As heralds of forward thinking and the precautionary principle, Greens have always battled military, environmental, health, nuclear, and industrial risks – on behalf of citizens, and against states with few scruples on these matters. But, paradoxically, even if they were born of the dialectic between security and change, Greens are ill at ease with today’s demands for security. They claim, and always have, that neither the militarisation of prevention and repression, nor the restriction of freedoms in the name of security, are the answer to today’s challenges. On the question of external security, for example, they stress that spending more to meet NATO criteria, while the 28 Member States together already spend four times more than Russia on defence, doesn’t really guarantee Europe’s security.

But the emotive power underlying the prevailing discourse, the fear and feelings of insecurity, make for a complex political challenge for Greens. The security debate certainly forces them to grapple with difficult, nay existential, questions. But it is not about ‘greening’ defence and policing, or accepting ‘discipline and punishment’ in exchange for ever more fragile guarantees of individual liberties. Today, it is about being a force for change, playing a role in reassuring and helping us break free from an obsession with the ‘risk society’ and the permanent anxiety over how we ‘manage’ a multitude of threats and uncertainties. It’s about setting out a broad, positive vision of security: not naïve but honest. A resolutely concrete vision to respond to the legitimate anger and fear that permeate our societies.
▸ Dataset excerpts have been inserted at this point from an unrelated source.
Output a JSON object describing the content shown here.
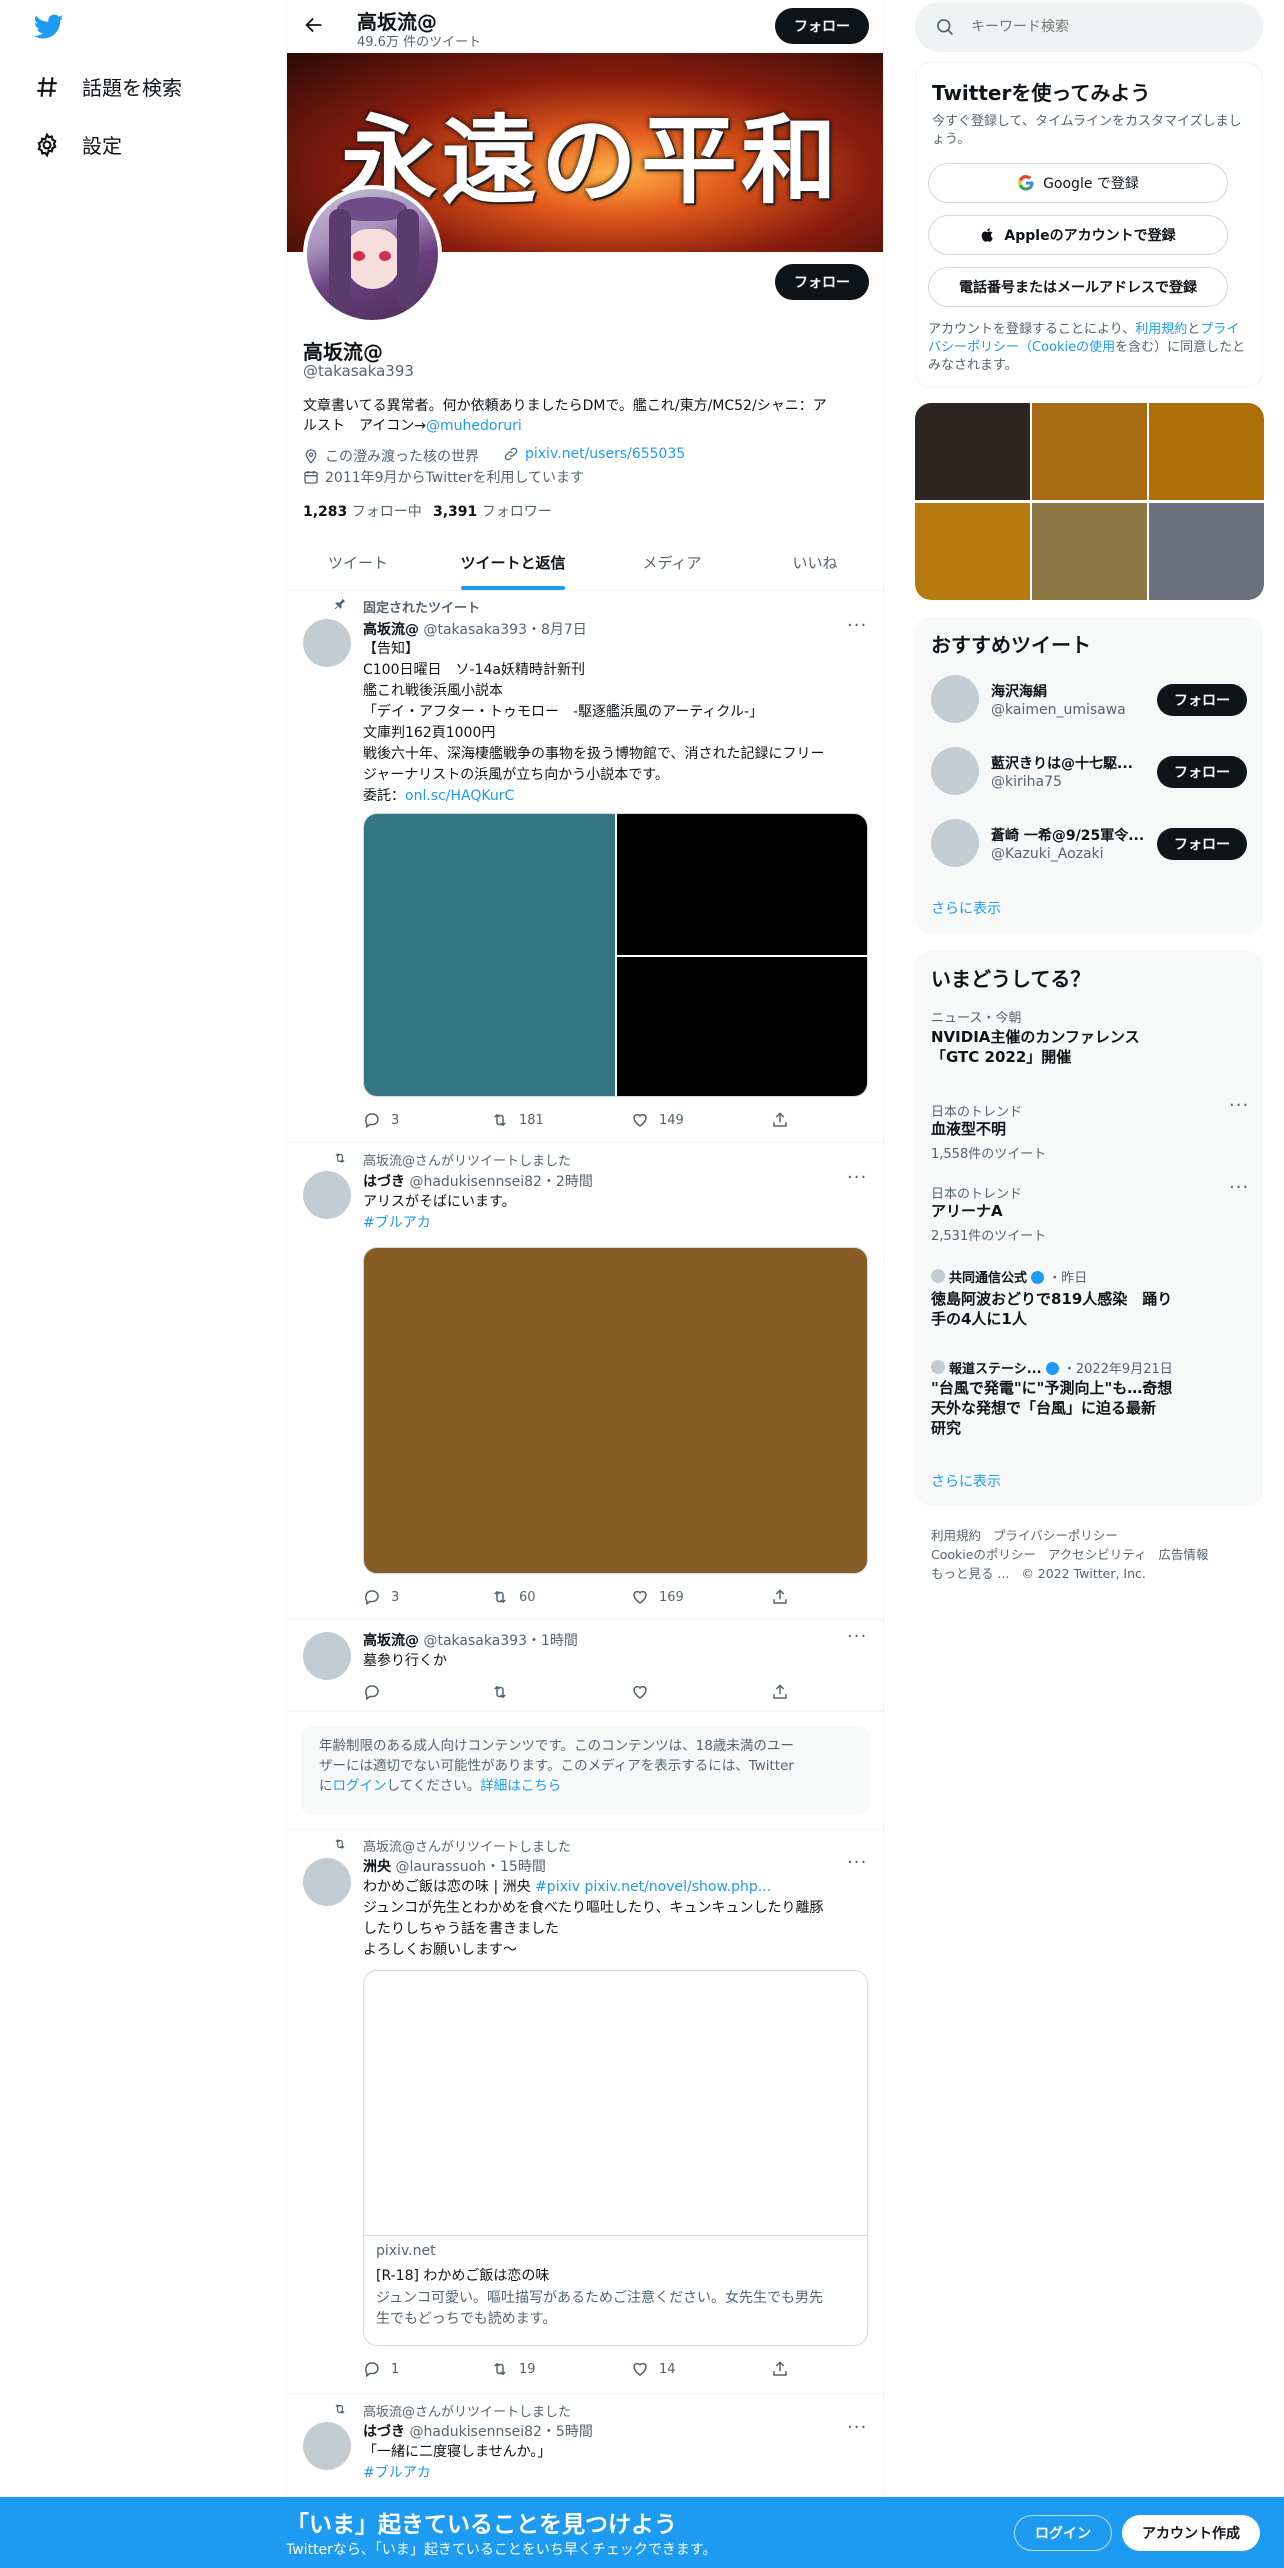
{
  "nav": {
    "explore_label": "話題を検索",
    "settings_label": "設定"
  },
  "header": {
    "name": "高坂流@",
    "tweet_count": "49.6万 件のツイート",
    "follow_label": "フォロー"
  },
  "banner": {
    "text": "永遠の平和"
  },
  "profile": {
    "follow_label": "フォロー",
    "name": "高坂流@",
    "handle": "@takasaka393",
    "bio_line1": "文章書いてる異常者。何か依頼ありましたらDMで。艦これ/東方/MC52/シャニ：ア",
    "bio_line2_prefix": "ルスト　アイコン→",
    "bio_link": "@muhedoruri",
    "location": "この澄み渡った核の世界",
    "website": "pixiv.net/users/655035",
    "joined": "2011年9月からTwitterを利用しています",
    "following_count": "1,283",
    "following_label": "フォロー中",
    "followers_count": "3,391",
    "followers_label": "フォロワー"
  },
  "tabs": [
    {
      "label": "ツイート"
    },
    {
      "label": "ツイートと返信"
    },
    {
      "label": "メディア"
    },
    {
      "label": "いいね"
    }
  ],
  "tweets": {
    "t1": {
      "pinned_label": "固定されたツイート",
      "name": "高坂流@",
      "meta": "@takasaka393・8月7日",
      "lines": [
        "【告知】",
        "C100日曜日　ソ-14a妖精時計新刊",
        "艦これ戦後浜風小説本",
        "「デイ・アフター・トゥモロー　-駆逐艦浜風のアーティクル-」",
        "文庫判162頁1000円",
        "戦後六十年、深海棲艦戦争の事物を扱う博物館で、消された記録にフリー",
        "ジャーナリストの浜風が立ち向かう小説本です。"
      ],
      "link_prefix": "委託：",
      "link": "onl.sc/HAQKurC",
      "replies": "3",
      "retweets": "181",
      "likes": "149",
      "image_colors": [
        "#357683",
        "#000000",
        "#000000"
      ]
    },
    "t2": {
      "retweet_label": "高坂流@さんがリツイートしました",
      "name": "はづき",
      "meta": "@hadukisennsei82・2時間",
      "text": "アリスがそばにいます。",
      "hashtag": "#ブルアカ",
      "replies": "3",
      "retweets": "60",
      "likes": "169",
      "image_color": "#875c28"
    },
    "t3": {
      "name": "高坂流@",
      "meta": "@takasaka393・1時間",
      "text": "墓参り行くか"
    },
    "warning": {
      "line1": "年齢制限のある成人向けコンテンツです。このコンテンツは、18歳未満のユー",
      "line2": "ザーには適切でない可能性があります。このメディアを表示するには、Twitter",
      "line3_prefix": "に",
      "login_link": "ログイン",
      "line3_mid": "してください。",
      "details_link": "詳細はこちら"
    },
    "t4": {
      "retweet_label": "高坂流@さんがリツイートしました",
      "name": "洲央",
      "meta": "@laurassuoh・15時間",
      "line1_text": "わかめご飯は恋の味 | 洲央 ",
      "line1_link": "#pixiv pixiv.net/novel/show.php...",
      "line2": "ジュンコが先生とわかめを食べたり嘔吐したり、キュンキュンしたり離豚",
      "line3": "したりしちゃう話を書きました",
      "line4": "よろしくお願いします～",
      "card_domain": "pixiv.net",
      "card_title": "[R-18] わかめご飯は恋の味",
      "card_desc1": "ジュンコ可愛い。嘔吐描写があるためご注意ください。女先生でも男先",
      "card_desc2": "生でもどっちでも読めます。",
      "replies": "1",
      "retweets": "19",
      "likes": "14"
    },
    "t5": {
      "retweet_label": "高坂流@さんがリツイートしました",
      "name": "はづき",
      "meta": "@hadukisennsei82・5時間",
      "text": "「一緒に二度寝しませんか。」",
      "hashtag": "#ブルアカ"
    }
  },
  "search": {
    "placeholder": "キーワード検索"
  },
  "signup": {
    "title": "Twitterを使ってみよう",
    "subtitle": "今すぐ登録して、タイムラインをカスタマイズしましょう。",
    "google": "Google で登録",
    "apple": "Appleのアカウントで登録",
    "phone": "電話番号またはメールアドレスで登録",
    "legal_prefix": "アカウントを登録することにより、",
    "legal_terms": "利用規約",
    "legal_and": "と",
    "legal_privacy": "プライバシーポリシー",
    "legal_cookie": "（Cookieの使用",
    "legal_suffix": "を含む）に同意したとみなされます。"
  },
  "media_grid": {
    "colors": [
      "#2e2523",
      "#a86a12",
      "#ad6e08",
      "#b67a10",
      "#8b7644",
      "#6c717e"
    ]
  },
  "who_to_follow": {
    "title": "おすすめツイート",
    "users": [
      {
        "name": "海沢海絹",
        "handle": "@kaimen_umisawa",
        "button": "フォロー"
      },
      {
        "name": "藍沢きりは@十七駆...",
        "handle": "@kiriha75",
        "button": "フォロー"
      },
      {
        "name": "蒼崎 一希@9/25軍令...",
        "handle": "@Kazuki_Aozaki",
        "button": "フォロー"
      }
    ],
    "show_more": "さらに表示"
  },
  "trends": {
    "title": "いまどうしてる？",
    "items": [
      {
        "context": "ニュース・今朝",
        "line1": "NVIDIA主催のカンファレンス",
        "line2": "「GTC 2022」開催",
        "count": ""
      },
      {
        "context": "日本のトレンド",
        "line1": "血液型不明",
        "line2": "",
        "count": "1,558件のツイート"
      },
      {
        "context": "日本のトレンド",
        "line1": "アリーナA",
        "line2": "",
        "count": "2,531件のツイート"
      },
      {
        "context": "共同通信公式",
        "context_suffix": "・昨日",
        "line1": "徳島阿波おどりで819人感染　踊り",
        "line2": "手の4人に1人",
        "count": ""
      },
      {
        "context": "報道ステーシ...",
        "context_suffix": "・2022年9月21日",
        "line1": "\"台風で発電\"に\"予測向上\"も…奇想",
        "line2": "天外な発想で「台風」に迫る最新",
        "line3": "研究",
        "count": ""
      }
    ],
    "show_more": "さらに表示"
  },
  "footer": {
    "terms": "利用規約",
    "privacy": "プライバシーポリシー",
    "cookie": "Cookieのポリシー",
    "accessibility": "アクセシビリティ",
    "ads": "広告情報",
    "more": "もっと見る ...",
    "copyright": "© 2022 Twitter, Inc."
  },
  "bottom_bar": {
    "title": "「いま」起きていることを見つけよう",
    "subtitle": "Twitterなら、「いま」起きていることをいち早くチェックできます。",
    "login": "ログイン",
    "signup": "アカウント作成"
  }
}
For Greens in Europe, the challenge is to change the terms of the debate, to untether security and protection from its association with inward-looking nationalism and the dangers of a ‘surveillance society’. For security is more than just another ‘political issue’. It cannot be restricted to matters of policing or immigration, nor reduced to the irrational emotions that justify states of emergency, walls and barbed wire, and general control. This debate, monopolised by the politics of fear and its talented orators, rallies around a retrograde project of shaping internal identities and national states of mind; the promise of a future, but a future devoid of prospects. The stakes are high and what we stand to gain is vital: a vision for society with security at its heart, a collective vision that citizens would fight for.
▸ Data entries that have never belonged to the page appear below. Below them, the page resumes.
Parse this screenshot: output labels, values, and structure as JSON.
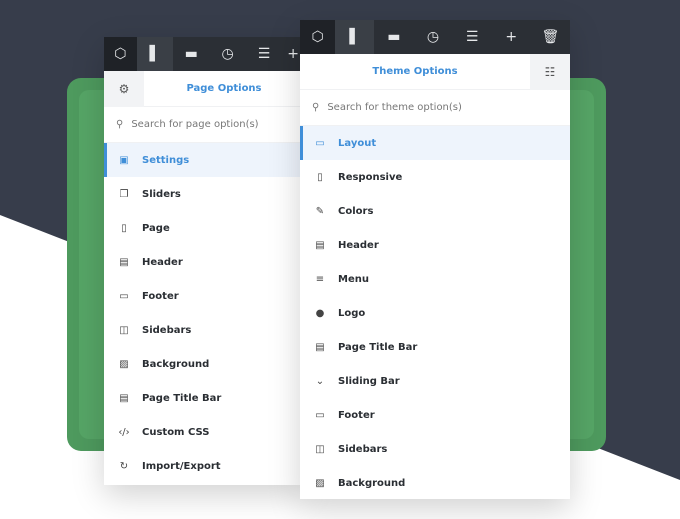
{
  "page_options": {
    "title": "Page Options",
    "search_placeholder": "Search for page option(s)",
    "items": [
      {
        "label": "Settings",
        "icon": "settings-icon",
        "active": true
      },
      {
        "label": "Sliders",
        "icon": "sliders-icon"
      },
      {
        "label": "Page",
        "icon": "page-icon"
      },
      {
        "label": "Header",
        "icon": "header-icon"
      },
      {
        "label": "Footer",
        "icon": "footer-icon"
      },
      {
        "label": "Sidebars",
        "icon": "sidebars-icon"
      },
      {
        "label": "Background",
        "icon": "background-icon"
      },
      {
        "label": "Page Title Bar",
        "icon": "page-title-bar-icon"
      },
      {
        "label": "Custom CSS",
        "icon": "code-icon"
      },
      {
        "label": "Import/Export",
        "icon": "refresh-icon"
      }
    ]
  },
  "theme_options": {
    "title": "Theme Options",
    "search_placeholder": "Search for theme option(s)",
    "items": [
      {
        "label": "Layout",
        "icon": "layout-icon",
        "active": true
      },
      {
        "label": "Responsive",
        "icon": "mobile-icon"
      },
      {
        "label": "Colors",
        "icon": "eyedropper-icon"
      },
      {
        "label": "Header",
        "icon": "header-icon"
      },
      {
        "label": "Menu",
        "icon": "menu-icon"
      },
      {
        "label": "Logo",
        "icon": "logo-icon"
      },
      {
        "label": "Page Title Bar",
        "icon": "page-title-bar-icon"
      },
      {
        "label": "Sliding Bar",
        "icon": "chevron-down-icon"
      },
      {
        "label": "Footer",
        "icon": "footer-icon"
      },
      {
        "label": "Sidebars",
        "icon": "sidebars-icon"
      },
      {
        "label": "Background",
        "icon": "background-icon"
      }
    ]
  },
  "colors": {
    "accent": "#3f8ed8",
    "toolbar": "#2b2f35",
    "green": "#4e9a5e"
  }
}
The cross-cutting approach of this edition, while not claiming exhaustive coverage of all topics, underlines the ubiquity of security issues in the Greens’ current and yet-to-come political programmes. From the EU’s place in the world to the risks faced in the Baltic Sea region, from terror-ism to the affirmation of progressive values against national populism, from technology, food, climate, and energy security to home affairs and prevention, from identity politics to the economics of fear and surveillance, from welfare systems to social instability, from the banality of widespread domestic violence to the brutal injustice faced by minorities, the cracks in European societies are laid bare through all the articles in this edition. Greens and progressives have a duty to respond to these waves of fear and danger with a discourse of hope, and policies that can integrate security and protection profoundly and positively.
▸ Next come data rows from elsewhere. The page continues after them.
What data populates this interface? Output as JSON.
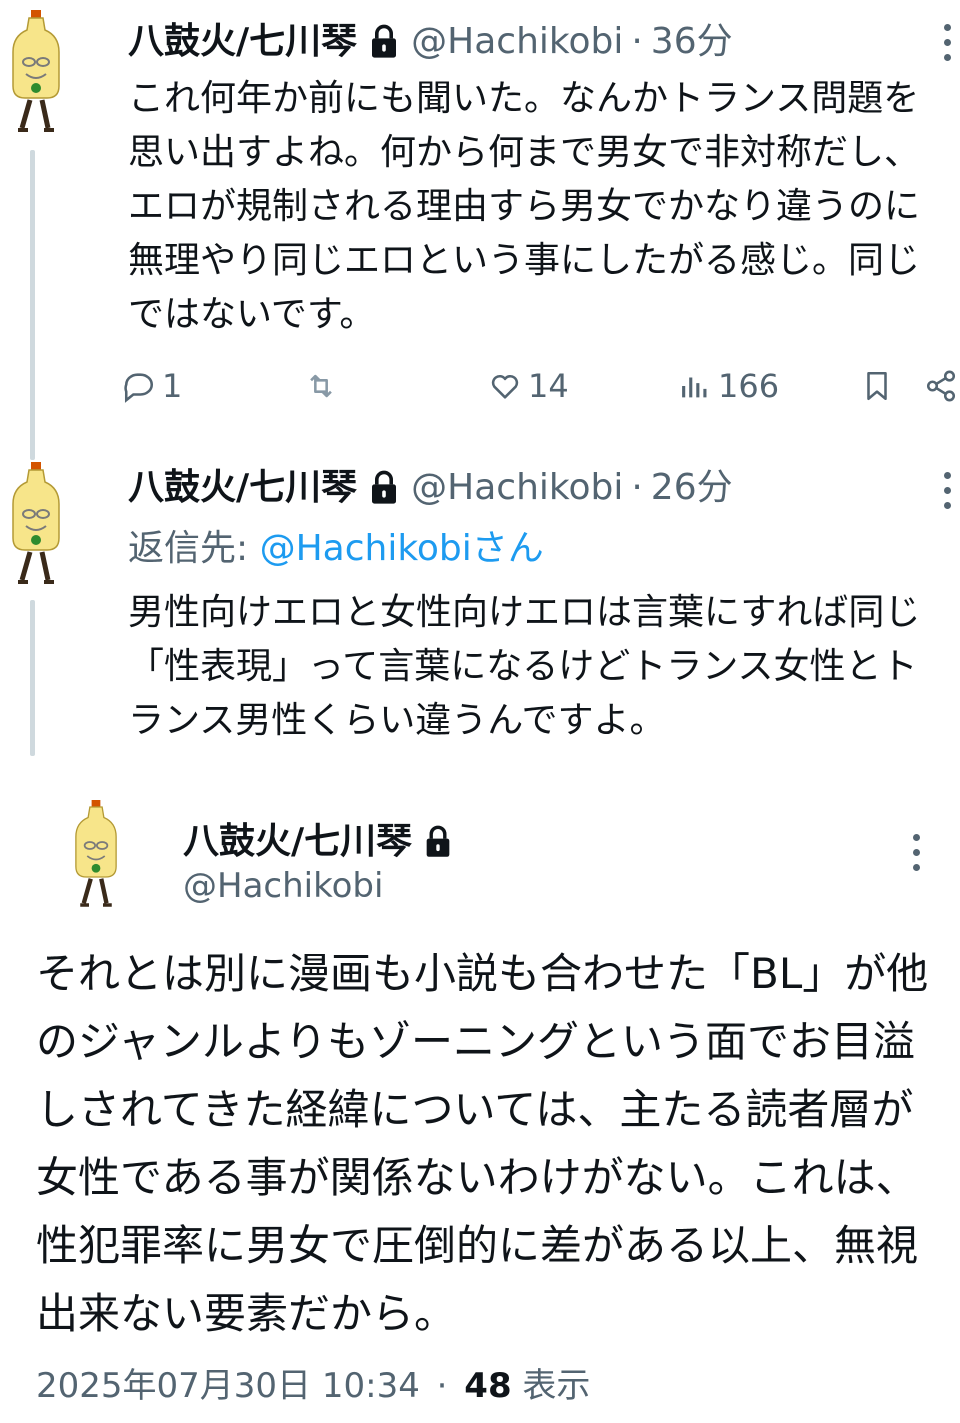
{
  "tweets": [
    {
      "name": "八鼓火/七川琴",
      "handle": "@Hachikobi",
      "dot": "·",
      "time": "36分",
      "text": "これ何年か前にも聞いた。なんかトランス問題を思い出すよね。何から何まで男女で非対称だし、エロが規制される理由すら男女でかなり違うのに無理やり同じエロという事にしたがる感じ。同じではないです。",
      "replies": "1",
      "retweets": "",
      "likes": "14",
      "views": "166"
    },
    {
      "name": "八鼓火/七川琴",
      "handle": "@Hachikobi",
      "dot": "·",
      "time": "26分",
      "reply_label": "返信先: ",
      "reply_mention": "@Hachikobiさん",
      "text": "男性向けエロと女性向けエロは言葉にすれば同じ「性表現」って言葉になるけどトランス女性とトランス男性くらい違うんですよ。"
    }
  ],
  "main": {
    "name": "八鼓火/七川琴",
    "handle": "@Hachikobi",
    "text": "それとは別に漫画も小説も合わせた「BL」が他のジャンルよりもゾーニングという面でお目溢しされてきた経緯については、主たる読者層が女性である事が関係ないわけがない。これは、性犯罪率に男女で圧倒的に差がある以上、無視出来ない要素だから。",
    "date": "2025年07月30日 10:34",
    "dot": "·",
    "views_count": "48",
    "views_label": " 表示"
  },
  "icons": [
    "lock-icon",
    "more-icon",
    "reply-icon",
    "retweet-icon",
    "like-icon",
    "views-icon",
    "bookmark-icon",
    "share-icon"
  ],
  "colors": {
    "text": "#0f1419",
    "secondary": "#536471",
    "link": "#1d9bf0",
    "thread_line": "#cfd9de"
  }
}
In a Europe with a changing political landscape, the future of the Union– and incidentally that of the Greens in 2019 – will be largely played out over the question of security. Security and protection are at the heart of the democratic pact between the values of liberty and solidarity. Greens must grasp this subject, for all its emotional charge and communication challenges, with both hands, and proclaim, loud and clear, their progressive pro-European message. A politics of hope to trump the politics of fear.